The intended usage of these microfloats is as part of a block-scaled type:blocks of K (with K=32 being required by the specification) microfloats along with their shared scale. This is intended to provide efficient matrix multiplication and to allow the compressed storage of tensors, most typically the weight tensors in machine learning models.
Since there’s currently software emulation for using these types in PyTorch and that hardware vendors will likely be adding support for these MX types in the future (on account of having signed on to the spec), it’ll be useful to have these types representable in MLIR’s core library in the interests of interoperability.
The types
The components of a microscale block are somewhat like floats, in that they have sign, exponent, and mantissa bits. However, due to their small size, the individual components don’t have infinities or NaNs. When a NaN is needed, it is applied to entire block of microfloats by setting the shared scale to 0xff.
The alternatives
Between their very limited range, sub-byte length, lack of special values, and the fact that the OCP specification doesn’t comtemplate operations on individual microfloats, it’s not clear that individual microfloat types (like a hypothetical FloatE2M1FN
) should be added to MLIR’s FloatType hierarchy (which implies their addition to APFloat as a prerequisite matter).
However, adding those scalars to FloatType would enable microfloats to be handled with much of MLIR’s existing infrastructure. For example, a block of 4-bit floats could be a vector<32 x fE2M1FN>
instead of needing a custom type.
An alternative approach would be to define a new microscaling
dialect and add custom types like !microscaling.fe2m1
and !microscaling.block<32xfe2m1>
and !microscaling.scale
. When combined with a sufficiently general bitcast operation, this would allow defining operations on microscale types (which, at the end of the day, will still lower to an appropriate-width integer (or vector of them) since there are no plans to add these microfloats to LLVM or SPIR-V’s type systems to my knowledge).

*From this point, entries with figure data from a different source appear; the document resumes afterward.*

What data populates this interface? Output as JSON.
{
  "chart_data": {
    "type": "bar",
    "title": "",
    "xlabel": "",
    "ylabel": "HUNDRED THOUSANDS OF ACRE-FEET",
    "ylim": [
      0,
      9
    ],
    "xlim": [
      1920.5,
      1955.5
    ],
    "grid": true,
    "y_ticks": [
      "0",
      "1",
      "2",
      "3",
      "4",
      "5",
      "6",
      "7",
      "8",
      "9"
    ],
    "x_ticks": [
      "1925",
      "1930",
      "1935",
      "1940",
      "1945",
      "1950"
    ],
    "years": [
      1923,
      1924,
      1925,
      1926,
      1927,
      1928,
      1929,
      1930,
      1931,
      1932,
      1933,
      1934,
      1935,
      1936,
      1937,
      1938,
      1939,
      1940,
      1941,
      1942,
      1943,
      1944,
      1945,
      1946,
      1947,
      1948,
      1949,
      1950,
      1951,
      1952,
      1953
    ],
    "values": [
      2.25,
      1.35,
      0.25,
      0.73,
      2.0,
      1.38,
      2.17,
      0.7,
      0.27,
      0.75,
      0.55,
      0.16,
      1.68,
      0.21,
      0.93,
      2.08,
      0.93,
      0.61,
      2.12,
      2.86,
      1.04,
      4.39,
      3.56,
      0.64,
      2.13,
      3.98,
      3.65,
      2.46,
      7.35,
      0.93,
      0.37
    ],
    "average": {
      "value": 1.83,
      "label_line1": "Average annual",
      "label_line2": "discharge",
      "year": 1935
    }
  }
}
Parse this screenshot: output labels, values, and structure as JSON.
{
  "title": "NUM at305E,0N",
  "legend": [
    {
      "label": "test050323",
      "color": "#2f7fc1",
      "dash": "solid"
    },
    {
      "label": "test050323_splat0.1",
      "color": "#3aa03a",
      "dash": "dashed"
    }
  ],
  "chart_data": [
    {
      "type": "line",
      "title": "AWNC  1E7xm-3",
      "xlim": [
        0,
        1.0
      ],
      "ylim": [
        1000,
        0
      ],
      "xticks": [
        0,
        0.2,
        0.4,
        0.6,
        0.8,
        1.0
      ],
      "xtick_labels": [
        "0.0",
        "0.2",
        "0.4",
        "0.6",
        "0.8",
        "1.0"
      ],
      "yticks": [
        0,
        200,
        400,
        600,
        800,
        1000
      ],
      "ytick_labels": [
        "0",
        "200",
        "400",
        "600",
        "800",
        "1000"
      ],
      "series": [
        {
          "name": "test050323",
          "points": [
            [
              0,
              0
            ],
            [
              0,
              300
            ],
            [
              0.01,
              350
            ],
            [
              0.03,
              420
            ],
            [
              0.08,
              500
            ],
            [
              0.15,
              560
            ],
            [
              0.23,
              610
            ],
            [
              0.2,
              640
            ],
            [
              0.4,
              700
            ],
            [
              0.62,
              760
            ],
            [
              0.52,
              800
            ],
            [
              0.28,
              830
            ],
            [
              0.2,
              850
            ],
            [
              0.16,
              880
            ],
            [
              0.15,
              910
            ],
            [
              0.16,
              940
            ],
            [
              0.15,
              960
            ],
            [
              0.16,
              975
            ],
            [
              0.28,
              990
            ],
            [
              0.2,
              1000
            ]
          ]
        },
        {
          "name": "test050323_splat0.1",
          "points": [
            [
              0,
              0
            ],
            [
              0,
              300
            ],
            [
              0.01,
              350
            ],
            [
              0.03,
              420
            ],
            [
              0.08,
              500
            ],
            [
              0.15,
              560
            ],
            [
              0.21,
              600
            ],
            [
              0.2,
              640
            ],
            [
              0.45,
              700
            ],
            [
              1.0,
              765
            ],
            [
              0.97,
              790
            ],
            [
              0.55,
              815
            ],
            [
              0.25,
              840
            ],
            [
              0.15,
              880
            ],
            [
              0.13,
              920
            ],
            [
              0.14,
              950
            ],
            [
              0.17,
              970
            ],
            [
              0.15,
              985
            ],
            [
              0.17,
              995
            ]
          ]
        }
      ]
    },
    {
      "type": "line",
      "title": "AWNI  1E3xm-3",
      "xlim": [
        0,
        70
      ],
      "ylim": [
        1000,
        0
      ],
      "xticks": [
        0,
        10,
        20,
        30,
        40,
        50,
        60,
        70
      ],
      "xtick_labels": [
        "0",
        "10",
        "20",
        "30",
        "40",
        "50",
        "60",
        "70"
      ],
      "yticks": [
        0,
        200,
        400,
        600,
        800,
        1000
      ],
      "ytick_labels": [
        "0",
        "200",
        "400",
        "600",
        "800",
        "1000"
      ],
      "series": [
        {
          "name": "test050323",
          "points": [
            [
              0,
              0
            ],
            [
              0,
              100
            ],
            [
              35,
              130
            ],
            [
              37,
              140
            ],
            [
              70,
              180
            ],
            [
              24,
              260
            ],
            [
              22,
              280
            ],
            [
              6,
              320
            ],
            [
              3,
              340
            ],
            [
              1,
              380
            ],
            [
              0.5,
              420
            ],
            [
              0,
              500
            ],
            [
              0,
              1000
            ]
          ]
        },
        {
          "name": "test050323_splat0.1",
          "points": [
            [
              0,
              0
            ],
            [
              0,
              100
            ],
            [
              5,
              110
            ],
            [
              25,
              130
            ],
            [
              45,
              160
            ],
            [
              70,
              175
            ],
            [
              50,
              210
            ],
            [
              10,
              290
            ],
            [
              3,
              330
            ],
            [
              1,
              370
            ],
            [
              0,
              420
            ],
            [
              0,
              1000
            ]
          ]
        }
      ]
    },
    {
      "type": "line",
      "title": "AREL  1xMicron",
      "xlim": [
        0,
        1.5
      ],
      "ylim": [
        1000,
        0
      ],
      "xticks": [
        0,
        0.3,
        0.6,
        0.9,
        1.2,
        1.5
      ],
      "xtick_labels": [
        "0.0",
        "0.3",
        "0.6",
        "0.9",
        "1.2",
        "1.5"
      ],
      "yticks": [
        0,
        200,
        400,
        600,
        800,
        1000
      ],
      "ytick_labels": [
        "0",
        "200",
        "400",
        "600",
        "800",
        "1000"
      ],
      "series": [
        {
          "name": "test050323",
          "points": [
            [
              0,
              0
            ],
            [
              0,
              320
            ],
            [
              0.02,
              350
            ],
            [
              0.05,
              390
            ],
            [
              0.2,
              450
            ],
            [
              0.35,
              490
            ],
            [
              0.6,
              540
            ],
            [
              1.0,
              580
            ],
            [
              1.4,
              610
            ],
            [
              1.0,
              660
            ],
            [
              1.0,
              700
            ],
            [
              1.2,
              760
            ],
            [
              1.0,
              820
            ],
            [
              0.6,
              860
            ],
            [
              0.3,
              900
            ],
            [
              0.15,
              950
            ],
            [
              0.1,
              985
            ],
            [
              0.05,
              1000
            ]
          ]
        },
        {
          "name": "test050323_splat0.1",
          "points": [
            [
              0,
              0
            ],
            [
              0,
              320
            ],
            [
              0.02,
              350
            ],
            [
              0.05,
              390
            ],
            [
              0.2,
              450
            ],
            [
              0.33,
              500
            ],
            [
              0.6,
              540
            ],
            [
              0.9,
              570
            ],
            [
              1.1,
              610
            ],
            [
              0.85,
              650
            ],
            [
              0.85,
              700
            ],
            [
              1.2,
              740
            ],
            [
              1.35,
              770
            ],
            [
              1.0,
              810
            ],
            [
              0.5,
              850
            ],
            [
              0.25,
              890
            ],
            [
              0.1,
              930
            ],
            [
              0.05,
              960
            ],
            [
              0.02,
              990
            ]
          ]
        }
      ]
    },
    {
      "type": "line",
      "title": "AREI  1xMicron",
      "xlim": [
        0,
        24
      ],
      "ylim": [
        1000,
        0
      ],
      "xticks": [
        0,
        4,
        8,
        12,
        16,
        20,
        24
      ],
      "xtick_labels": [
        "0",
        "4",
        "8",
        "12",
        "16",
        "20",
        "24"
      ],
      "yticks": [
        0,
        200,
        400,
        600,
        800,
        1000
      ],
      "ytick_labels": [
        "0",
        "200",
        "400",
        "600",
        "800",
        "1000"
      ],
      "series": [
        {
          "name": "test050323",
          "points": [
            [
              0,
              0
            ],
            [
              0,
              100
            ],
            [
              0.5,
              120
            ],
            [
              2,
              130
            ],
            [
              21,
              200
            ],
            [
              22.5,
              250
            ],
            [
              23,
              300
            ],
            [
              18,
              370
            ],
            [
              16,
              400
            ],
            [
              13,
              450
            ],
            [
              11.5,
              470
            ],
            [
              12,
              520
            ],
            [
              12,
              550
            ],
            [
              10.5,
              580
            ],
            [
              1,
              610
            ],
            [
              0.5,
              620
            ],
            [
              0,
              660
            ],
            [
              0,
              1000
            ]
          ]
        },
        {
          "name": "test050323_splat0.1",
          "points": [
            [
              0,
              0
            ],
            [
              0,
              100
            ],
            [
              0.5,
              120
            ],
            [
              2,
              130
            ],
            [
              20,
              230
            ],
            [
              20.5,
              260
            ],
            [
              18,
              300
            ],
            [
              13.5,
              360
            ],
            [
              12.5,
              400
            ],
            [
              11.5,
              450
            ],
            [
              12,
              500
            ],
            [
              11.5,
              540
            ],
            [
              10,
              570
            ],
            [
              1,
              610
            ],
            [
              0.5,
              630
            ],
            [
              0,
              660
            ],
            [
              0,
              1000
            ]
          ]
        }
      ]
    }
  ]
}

However, because these custom types would sit outside of the float type hierarchy, they wouldn’t be permissible in many high-level dialects like Tosa, creating substantial additional friction around the process of generating a high-level description for model fragments that are meant to use microscaled floats on their inputs or outputs.
I’m not seeing a clear best path forward on this design question, so I’m writing to get the opinions of other people who’ll be hooking up microfloat support in MLIR at some future time.